Süddeutsche Zeitung

Internet-Überwachung durch die USA:Obama beschönigt ein bisschen - und schweigt sehr viel

Zwei junge Männer ziehen die USA derzeit in ihren Bann: Dschochar Zarnajew, mutmaßlicher Terrorist, und Prism-Enthüller Snowden. Washington behandelt beide wie Staatsfeinde. Das hat mit den Befindlichkeiten der Amerikaner, aber auch mit der Persönlichkeit des Präsidenten zu tun - und damit, wie das Amt Obama verändert hat.

Ein Kommentar von Nicolas Richter, Washington

Seit dem Frühjahr ziehen zwei junge Amerikaner die USA in ihren Bann. Auf verschiedene Art zeigen sie, welche Gefahren dem Land drohen. Einer der Männer ist Dschochar Zarnajew, ein mutmaßlicher Terrorist, der in Boston vier Menschen getötet haben soll. Der andere ist Edward Snowden; er hat offenbart, in welch unglaublichem Ausmaß der Geheimdienst NSA die Telefone und E-Mails von Amerikanern und Ausländern überwacht - um das zu verhindern, was Zarnajew gelungen sein soll.

Anders als Zarnajew hat Snowden keine Gewalt angewendet, trotzdem ist seine Lage trostlos. Washington behandelt ihn wie einen Staatsfeind, wie einen Zarnajew. Vor allem aber dürfte Snowdens schlimmste Befürchtung Gewissheit werden: Dass sein Opfer umsonst war, dass die Amerikaner nicht den Mut finden, etwa zu ändern. Die Gründe dafür haben mit dem Befinden des Landes zu tun, aber auch mit der Rechtslage und der Persönlichkeit des Präsidenten.

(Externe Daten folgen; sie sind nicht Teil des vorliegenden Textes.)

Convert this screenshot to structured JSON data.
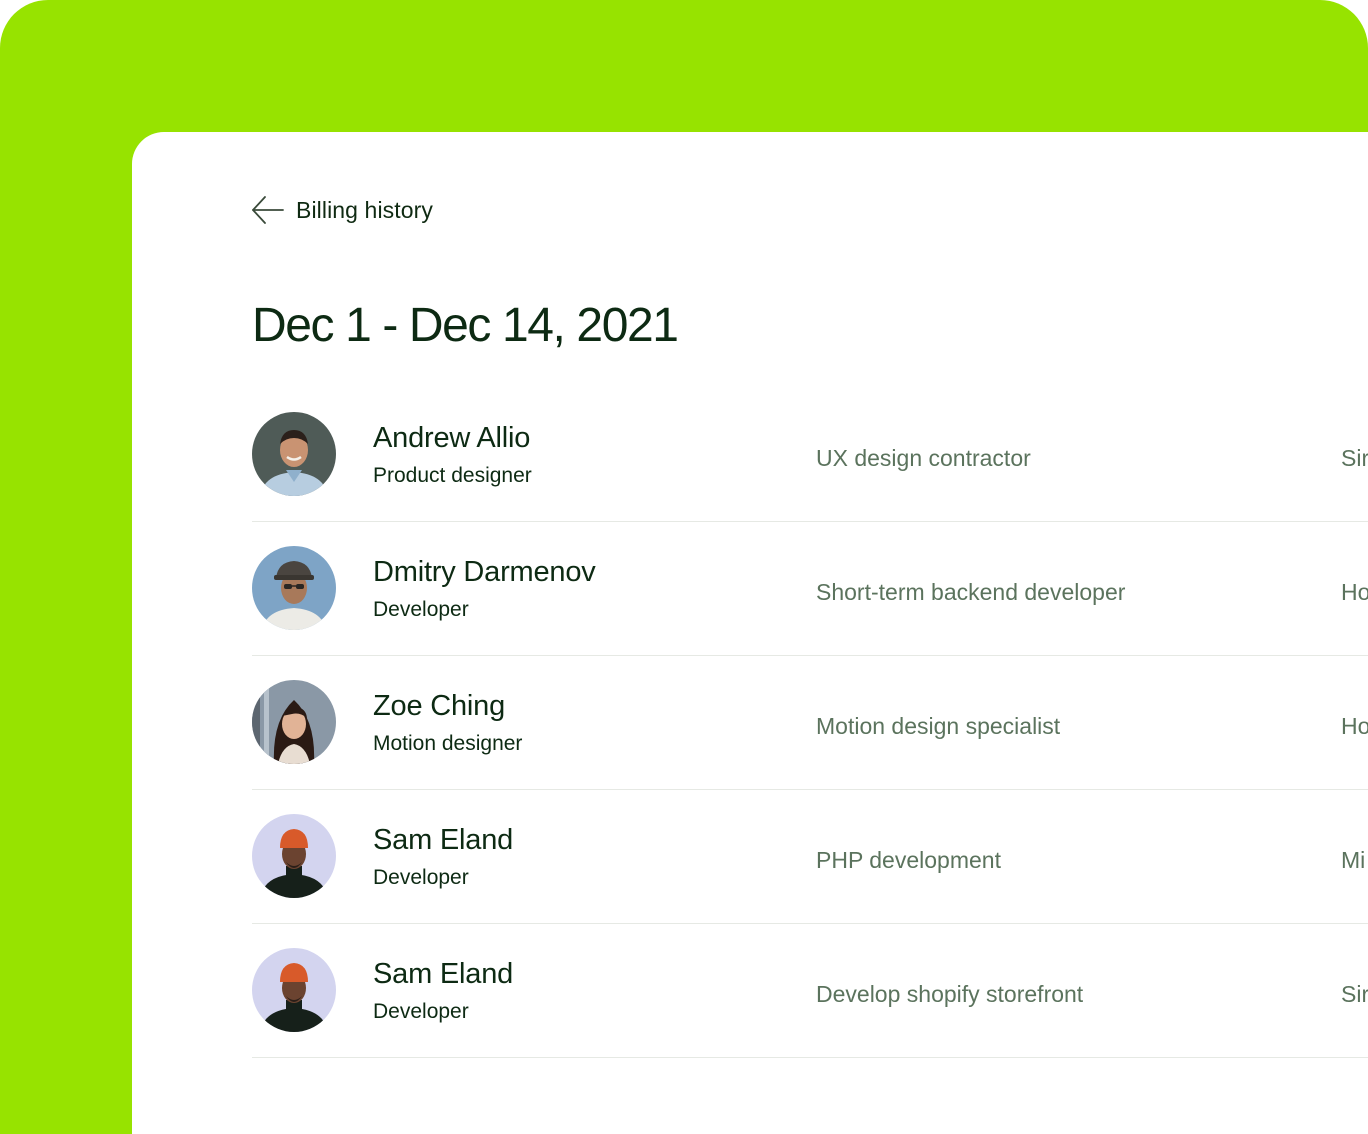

Snowden - jemand, der dem Land dienen wollte

Anders als ihre Regierung sehen die Amerikaner Snowden nicht als Verräter, sondern mehrheitlich als verdienstvollen Whistleblower, und zwar unabhängig von der politischen Haltung. Während linke Amerikaner die Besessenheit mit der "nationalen Sicherheit" schon immer suspekt fanden, entdeckt nun auch die Rechte eine neue Faszination für libertäre Einflüsse. Die Mehrheit sieht Snowden daher zu Recht als jemanden, der dem Land nicht schaden, sondern dienen wollte.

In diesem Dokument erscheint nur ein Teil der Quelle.